According to Traditional Chinese Medicine (TCM), the heart is in the Fire category of the “Five Elements” and is the emperor of the body. It is in charge of the mind and decision making; it sets the rhythm for all the organs of the body and keeps the blood flowing. If the heart is the emperor, and it is not functioning properly, it can lead to anxiety, insomnia, forgetfulness, poor judgement and other malignant complications.
Heart disease is the leading cause of death for both men and women in the United States. Through acupuncture, Chinese herbs, exercise and some dietary changes, TCM can help strengthen the heart and prevent/treat heart disease.
Medical Qigong for the Heart
The spiritual aspect of the heart is referred to as the Shen in Traditional Chinese Medicine, (TCM). The Shen embodies our consciousness, emotions and thoughts. It gives us the ability to see from all points of view, not get caught up in our emotions and draws us closer to a consciousness greater than ourselves.
When there is disharmony, the Shen can manifest as anxiety, insomnia, muddled thinking, forgetfulness, chronic restlessness or mental illness, including depression and mania. Practicing medical qigong can help strengthen the Shen, and thus, strengthens the heart.
Heart disorders, such as coronary heart disease and angina pectoris, are said to stem from Heart yang deficiency, blood stagnation, dampness and phlegm build up. Traditional Chinese Medicine works to invigorate the blood circulation, unblock meridians, relieve pain, warm the heart yang, and dispel dampness and phlegm.
Some herbs used to treat cardiovascular disorders include:
Ren Shen (Radix Ginseng) – replenishes the qi, makes the heart beat stronger and more rhythmic.
Gui Zhi (Ramulus Cinnamomi) – promotes blood circulation and unblocks stagnation in the channels.
Ge Gen (Radix Puerariae) – dilates blood vessels to lower blood pressure.
Western drugs offer major benefits for emergency situations, yet, have serious side effects.

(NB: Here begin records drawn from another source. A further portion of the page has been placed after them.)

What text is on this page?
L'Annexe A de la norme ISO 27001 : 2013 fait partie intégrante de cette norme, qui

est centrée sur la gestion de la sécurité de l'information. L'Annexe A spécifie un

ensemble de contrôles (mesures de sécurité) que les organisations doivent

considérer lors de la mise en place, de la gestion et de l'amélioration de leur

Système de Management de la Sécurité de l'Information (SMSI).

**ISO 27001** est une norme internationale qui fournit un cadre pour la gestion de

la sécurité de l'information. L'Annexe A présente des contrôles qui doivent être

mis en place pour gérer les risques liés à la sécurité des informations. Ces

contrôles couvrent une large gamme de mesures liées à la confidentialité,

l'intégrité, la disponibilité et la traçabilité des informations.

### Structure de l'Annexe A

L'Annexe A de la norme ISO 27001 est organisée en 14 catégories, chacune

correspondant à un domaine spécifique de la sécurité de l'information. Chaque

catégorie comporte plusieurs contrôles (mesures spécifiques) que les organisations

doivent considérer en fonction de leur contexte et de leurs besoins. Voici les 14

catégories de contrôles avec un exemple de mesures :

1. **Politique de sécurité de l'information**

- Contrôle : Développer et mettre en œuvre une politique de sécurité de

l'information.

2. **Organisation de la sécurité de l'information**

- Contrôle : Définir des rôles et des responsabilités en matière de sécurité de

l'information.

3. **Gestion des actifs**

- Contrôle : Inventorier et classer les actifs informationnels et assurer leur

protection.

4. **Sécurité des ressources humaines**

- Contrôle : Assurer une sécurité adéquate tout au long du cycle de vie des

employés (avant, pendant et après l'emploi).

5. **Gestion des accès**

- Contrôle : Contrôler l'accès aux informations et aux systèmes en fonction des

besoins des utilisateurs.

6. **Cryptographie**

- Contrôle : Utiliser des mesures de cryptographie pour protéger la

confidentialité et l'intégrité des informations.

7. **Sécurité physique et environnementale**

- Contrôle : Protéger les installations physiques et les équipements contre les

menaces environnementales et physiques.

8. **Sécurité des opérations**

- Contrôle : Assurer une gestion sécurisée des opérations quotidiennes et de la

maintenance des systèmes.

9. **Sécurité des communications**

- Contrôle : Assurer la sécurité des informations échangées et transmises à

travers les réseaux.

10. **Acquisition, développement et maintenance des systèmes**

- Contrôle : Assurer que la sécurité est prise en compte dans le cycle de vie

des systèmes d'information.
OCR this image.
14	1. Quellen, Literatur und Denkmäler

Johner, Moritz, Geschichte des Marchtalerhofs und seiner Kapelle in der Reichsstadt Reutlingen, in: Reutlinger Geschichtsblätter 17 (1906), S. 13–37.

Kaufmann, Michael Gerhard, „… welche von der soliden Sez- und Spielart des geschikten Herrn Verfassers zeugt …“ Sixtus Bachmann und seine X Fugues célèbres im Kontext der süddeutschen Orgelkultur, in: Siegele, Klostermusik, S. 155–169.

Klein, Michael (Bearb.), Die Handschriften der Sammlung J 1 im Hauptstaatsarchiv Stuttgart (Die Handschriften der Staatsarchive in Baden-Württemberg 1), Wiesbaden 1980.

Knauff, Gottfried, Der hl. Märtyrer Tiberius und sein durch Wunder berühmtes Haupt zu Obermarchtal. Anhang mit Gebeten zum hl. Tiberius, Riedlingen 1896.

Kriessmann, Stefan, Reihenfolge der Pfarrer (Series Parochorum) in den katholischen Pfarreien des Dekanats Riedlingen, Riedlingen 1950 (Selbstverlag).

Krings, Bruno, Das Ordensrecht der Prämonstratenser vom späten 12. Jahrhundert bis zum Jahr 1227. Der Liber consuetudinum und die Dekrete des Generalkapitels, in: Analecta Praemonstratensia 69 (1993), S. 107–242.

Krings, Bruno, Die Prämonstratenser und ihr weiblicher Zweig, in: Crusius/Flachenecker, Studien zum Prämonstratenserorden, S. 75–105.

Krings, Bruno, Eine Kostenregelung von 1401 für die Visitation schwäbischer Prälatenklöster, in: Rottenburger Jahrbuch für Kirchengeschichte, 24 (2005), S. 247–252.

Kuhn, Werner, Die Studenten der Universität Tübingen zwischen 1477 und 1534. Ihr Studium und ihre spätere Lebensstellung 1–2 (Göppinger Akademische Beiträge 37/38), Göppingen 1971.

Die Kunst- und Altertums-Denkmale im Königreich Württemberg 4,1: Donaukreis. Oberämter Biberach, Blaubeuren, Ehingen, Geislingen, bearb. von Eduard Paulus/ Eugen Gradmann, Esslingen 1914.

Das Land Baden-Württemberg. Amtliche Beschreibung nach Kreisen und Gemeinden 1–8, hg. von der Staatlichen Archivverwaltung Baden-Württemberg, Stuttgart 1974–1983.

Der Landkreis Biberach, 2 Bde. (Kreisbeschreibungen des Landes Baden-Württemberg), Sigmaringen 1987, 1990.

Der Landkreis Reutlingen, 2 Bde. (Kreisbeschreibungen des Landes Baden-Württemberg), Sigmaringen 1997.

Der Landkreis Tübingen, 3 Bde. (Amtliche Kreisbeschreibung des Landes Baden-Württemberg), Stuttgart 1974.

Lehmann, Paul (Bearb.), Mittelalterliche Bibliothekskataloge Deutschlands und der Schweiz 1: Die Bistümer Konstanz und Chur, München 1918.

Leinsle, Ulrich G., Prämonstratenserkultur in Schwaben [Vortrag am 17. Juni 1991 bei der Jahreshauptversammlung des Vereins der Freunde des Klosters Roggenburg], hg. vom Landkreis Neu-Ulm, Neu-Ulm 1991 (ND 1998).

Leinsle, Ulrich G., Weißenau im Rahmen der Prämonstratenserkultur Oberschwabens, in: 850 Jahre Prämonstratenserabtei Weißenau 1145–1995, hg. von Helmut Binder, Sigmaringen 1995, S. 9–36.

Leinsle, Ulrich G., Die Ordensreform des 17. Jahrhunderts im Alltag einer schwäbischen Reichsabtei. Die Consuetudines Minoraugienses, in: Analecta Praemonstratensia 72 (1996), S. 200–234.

Chinese herbs can be effective for both prevention and treatment of cardiovascular and circulatory diseases, however, should not be used in emergency situations or to replace any medications from your medical doctor.
Lifestyle instruction includes:
Exercise can help keep the blood vessels elastic, unclogged and flexible.
Healthy diet and lifestyle changes can reverse complications of the heart but needs to be continuous for a long time.
Some nutritional advice includes:
Eat high fiber foods (fruits and vegetables)
Avoid sweets and processed foods
Avoid alcohol consumption, smoking and exposure to second hand smoke
Increase intake of garlic, onions, raw nuts (except peanuts), olive oil, pink salmon, trout, tuna and mackerel.
Other recommended foods include: brown rice, celery, seaweed, water chestnuts, ginger, bananas, watermelon, sunflower seeds and shitake mushrooms.
Eliminate sodium, MSG, baking soda, canned vegetables, diet soft drinks, meat tenderizers and preservatives
Some supplements that are beneficial include: vitamin B5, vitamin C, vitamin E and chromium picolinate.